FOSSPicks

vimDDR

Back in the mid-1990s, I had an office job that involved scanning lots of barcodes and entering the details from thousands of "assets" into a database. The database front end was nothing more than a simple DOS script, and I spent many hours, days, and weeks tapping away and getting nowhere. As a distraction that might also teach me how to touch type, I wrote a small game in the QBASIC version that came bundled with the PC. This game simply timed how long it took me to type all the letters on the keyboard in a specific random order. The best thing about this game was that while I was playing it, I appeared to be working amazingly productively! All my co-workers were in awe of the rapid keyboard sounds that came from my cubicle, thinking I was rattling through the asset database at an unrivaled rate. In reality, I was trying to beat my high score.
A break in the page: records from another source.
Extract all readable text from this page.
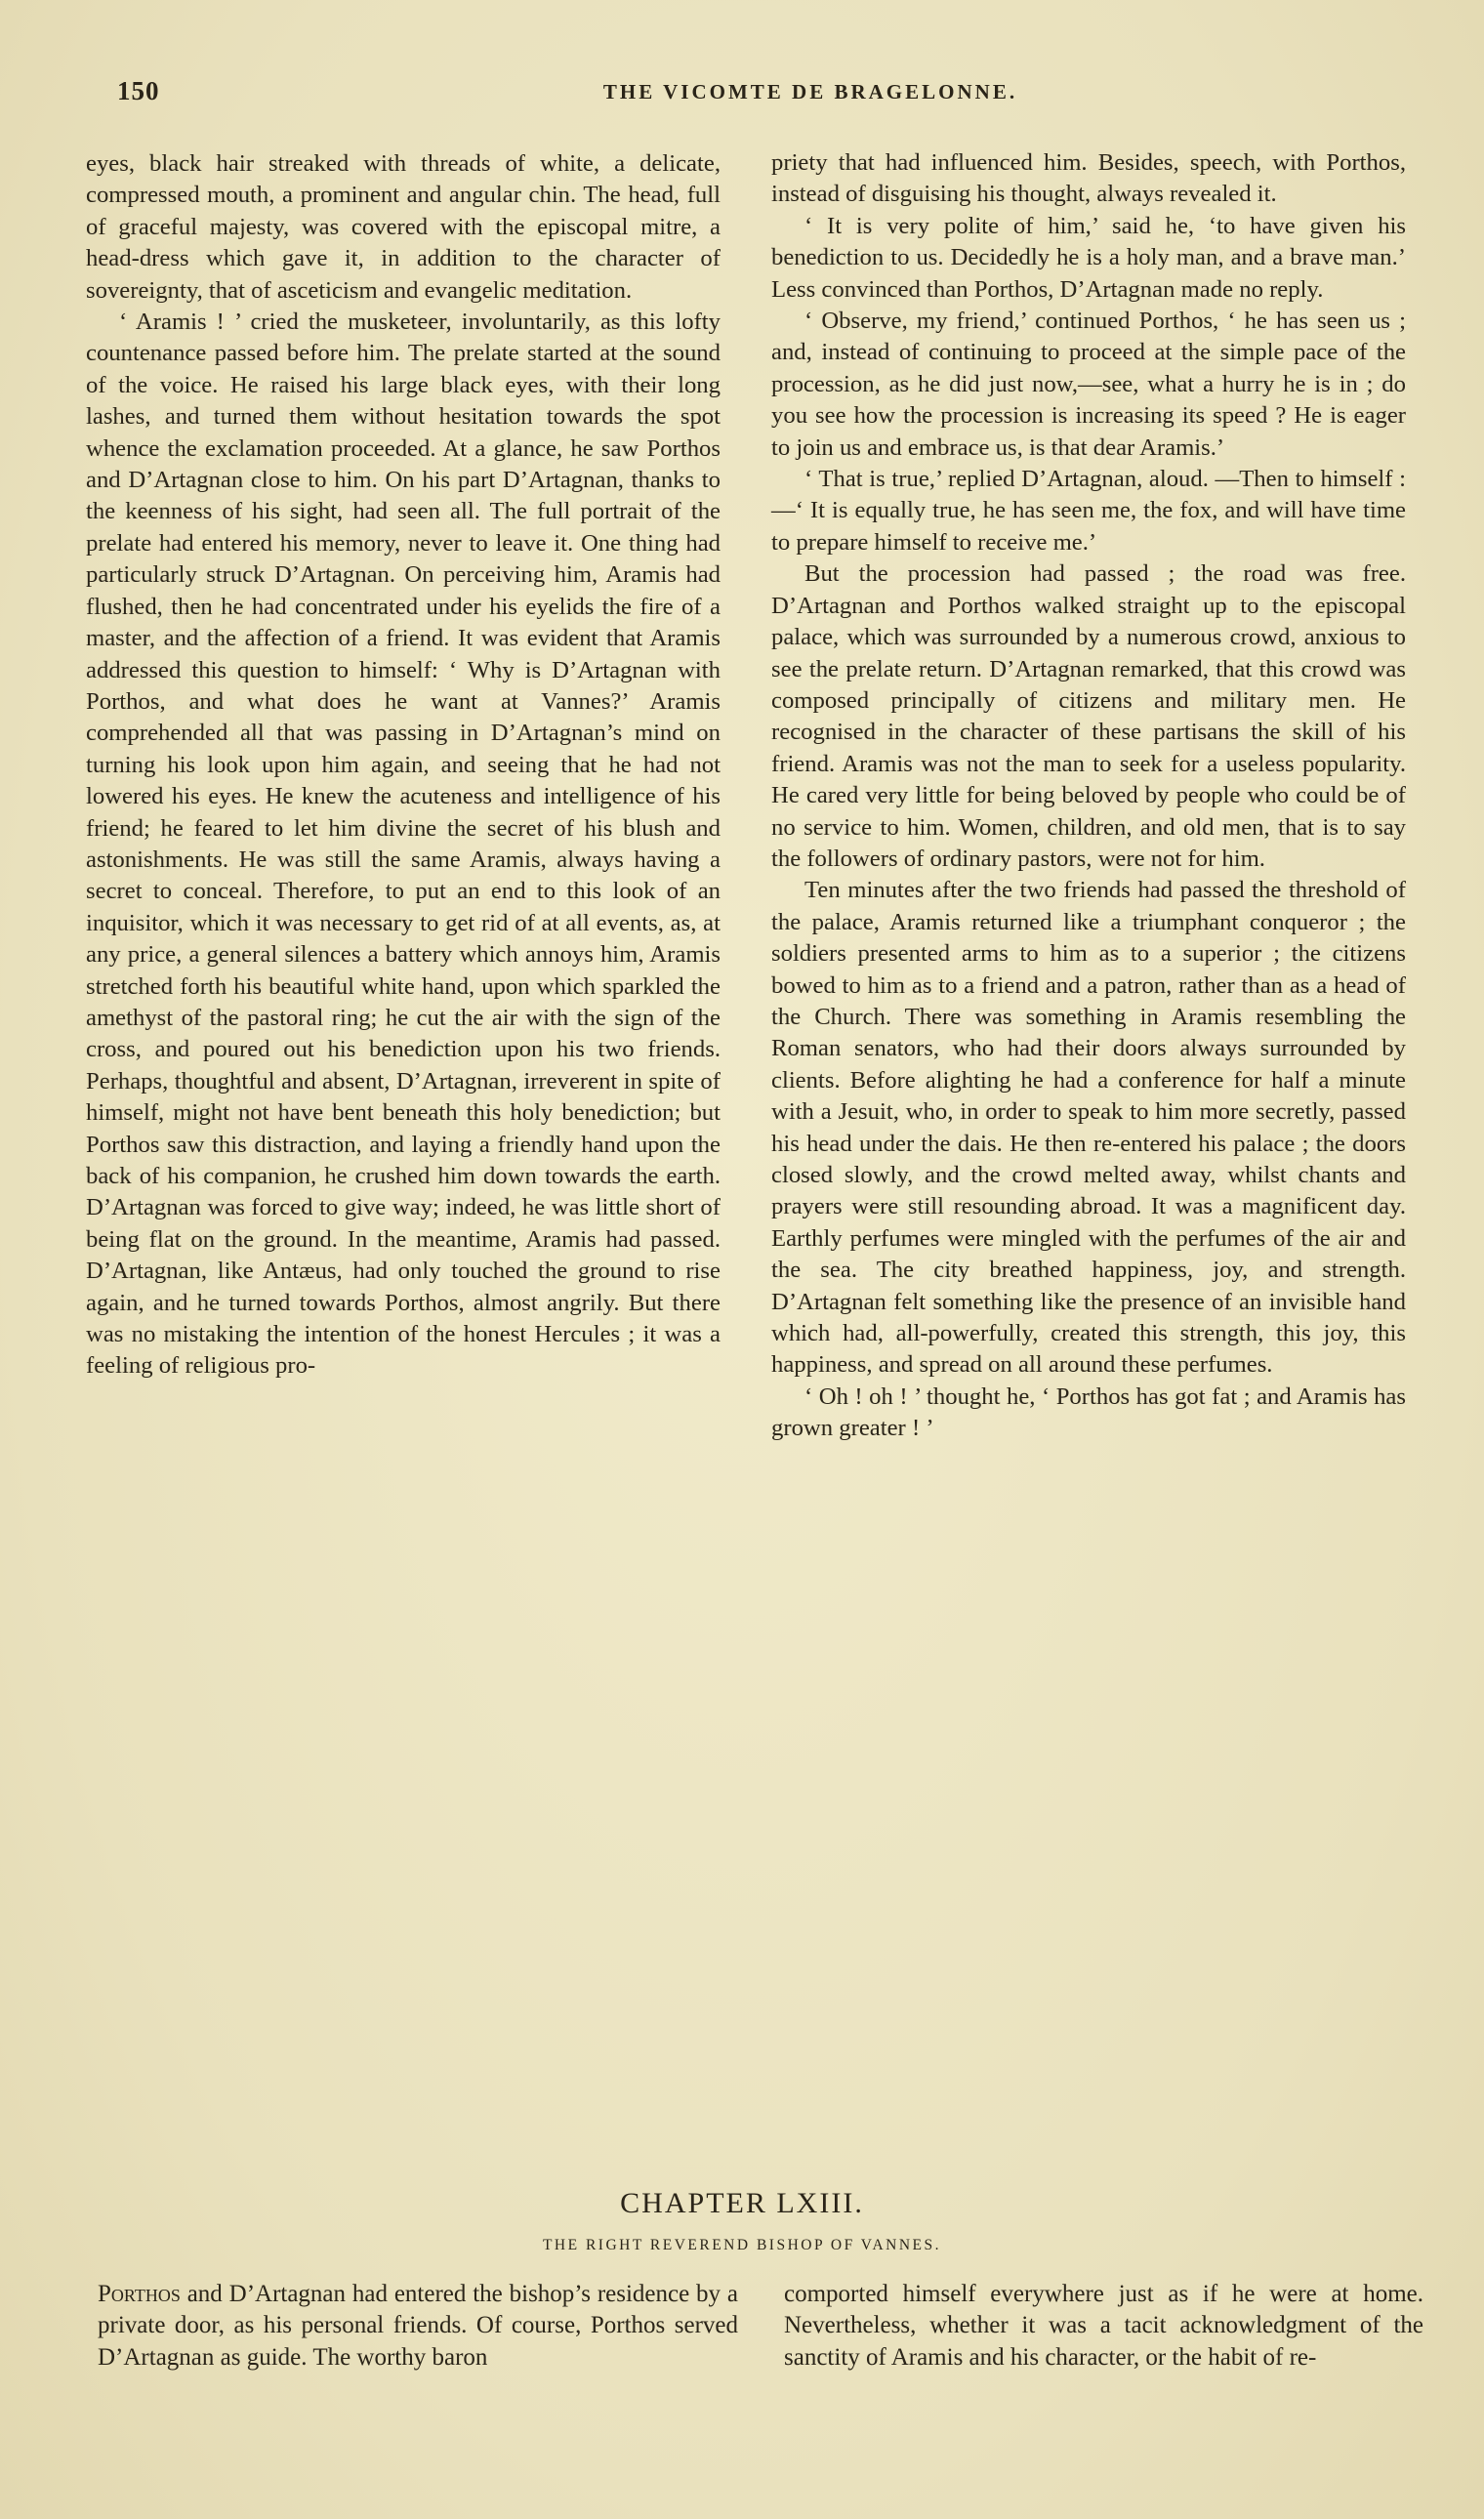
150	THE VICOMTE DE BRAGELONNE.

eyes, black hair streaked with threads of white, a delicate, compressed mouth, a prominent and angular chin. The head, full of graceful majesty, was covered with the episcopal mitre, a head-dress which gave it, in addition to the character of sovereignty, that of asceticism and evangelic meditation.

‘ Aramis ! ’ cried the musketeer, involuntarily, as this lofty countenance passed before him. The prelate started at the sound of the voice. He raised his large black eyes, with their long lashes, and turned them without hesitation towards the spot whence the exclamation proceeded. At a glance, he saw Porthos and D’Artagnan close to him. On his part D’Artagnan, thanks to the keenness of his sight, had seen all. The full portrait of the prelate had entered his memory, never to leave it. One thing had particularly struck D’Artagnan. On perceiving him, Aramis had flushed, then he had concentrated under his eyelids the fire of a master, and the affection of a friend. It was evident that Aramis addressed this question to himself: ‘ Why is D’Artagnan with Porthos, and what does he want at Vannes?’ Aramis comprehended all that was passing in D’Artagnan’s mind on turning his look upon him again, and seeing that he had not lowered his eyes. He knew the acuteness and intelligence of his friend; he feared to let him divine the secret of his blush and astonishments. He was still the same Aramis, always having a secret to conceal. Therefore, to put an end to this look of an inquisitor, which it was necessary to get rid of at all events, as, at any price, a general silences a battery which annoys him, Aramis stretched forth his beautiful white hand, upon which sparkled the amethyst of the pastoral ring; he cut the air with the sign of the cross, and poured out his benediction upon his two friends. Perhaps, thoughtful and absent, D’Artagnan, irreverent in spite of himself, might not have bent beneath this holy benediction; but Porthos saw this distraction, and laying a friendly hand upon the back of his companion, he crushed him down towards the earth. D’Artagnan was forced to give way; indeed, he was little short of being flat on the ground. In the meantime, Aramis had passed. D’Artagnan, like Antæus, had only touched the ground to rise again, and he turned towards Porthos, almost angrily. But there was no mistaking the intention of the honest Hercules ; it was a feeling of religious pro-

priety that had influenced him. Besides, speech, with Porthos, instead of disguising his thought, always revealed it.

‘ It is very polite of him,’ said he, ‘to have given his benediction to us. Decidedly he is a holy man, and a brave man.’ Less convinced than Porthos, D’Artagnan made no reply.

‘ Observe, my friend,’ continued Porthos, ‘ he has seen us ; and, instead of continuing to proceed at the simple pace of the procession, as he did just now,—see, what a hurry he is in ; do you see how the procession is increasing its speed ? He is eager to join us and embrace us, is that dear Aramis.’

‘ That is true,’ replied D’Artagnan, aloud. —Then to himself :—‘ It is equally true, he has seen me, the fox, and will have time to prepare himself to receive me.’

But the procession had passed ; the road was free. D’Artagnan and Porthos walked straight up to the episcopal palace, which was surrounded by a numerous crowd, anxious to see the prelate return. D’Artagnan remarked, that this crowd was composed principally of citizens and military men. He recognised in the character of these partisans the skill of his friend. Aramis was not the man to seek for a useless popularity. He cared very little for being beloved by people who could be of no service to him. Women, children, and old men, that is to say the followers of ordinary pastors, were not for him.

Ten minutes after the two friends had passed the threshold of the palace, Aramis returned like a triumphant conqueror ; the soldiers presented arms to him as to a superior ; the citizens bowed to him as to a friend and a patron, rather than as a head of the Church. There was something in Aramis resembling the Roman senators, who had their doors always surrounded by clients. Before alighting he had a conference for half a minute with a Jesuit, who, in order to speak to him more secretly, passed his head under the dais. He then re-entered his palace ; the doors closed slowly, and the crowd melted away, whilst chants and prayers were still resounding abroad. It was a magnificent day. Earthly perfumes were mingled with the perfumes of the air and the sea. The city breathed happiness, joy, and strength. D’Artagnan felt something like the presence of an invisible hand which had, all-powerfully, created this strength, this joy, this happiness, and spread on all around these perfumes.

‘ Oh ! oh ! ’ thought he, ‘ Porthos has got fat ; and Aramis has grown greater ! ’

CHAPTER LXIII.
THE RIGHT REVEREND BISHOP OF VANNES.

Porthos and D’Artagnan had entered the bishop’s residence by a private door, as his personal friends. Of course, Porthos served D’Artagnan as guide. The worthy baron

comported himself everywhere just as if he were at home. Nevertheless, whether it was a tacit acknowledgment of the sanctity of Aramis and his character, or the habit of re-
VimDDR reminds me very much of that early QBASIC game I wrote because you can't really get a simpler game. Its 118 lines of Python wouldn't even look out of place printed in a 1980s computer magazine, ready for game-starved readers to type in the themselves. Run the script and a line appears showing a single unicode arrow and three hearts. The hearts are your lives, and the arrow indicates which vim direction key you need to press. This is real vim, which means you're not allowed to use the cursor keys! It's a classic finger trainer for h, j, k, and l – the gateway keys to vim's heady greatness. Master these instead of those cheap arrow keys, and you'll position yourself for vim's many and varied editing shortcuts. And it works!

Project Website

https://github.com/blitzkraft/vimddr

118 lines of Python can be surprisingly useful and addictive.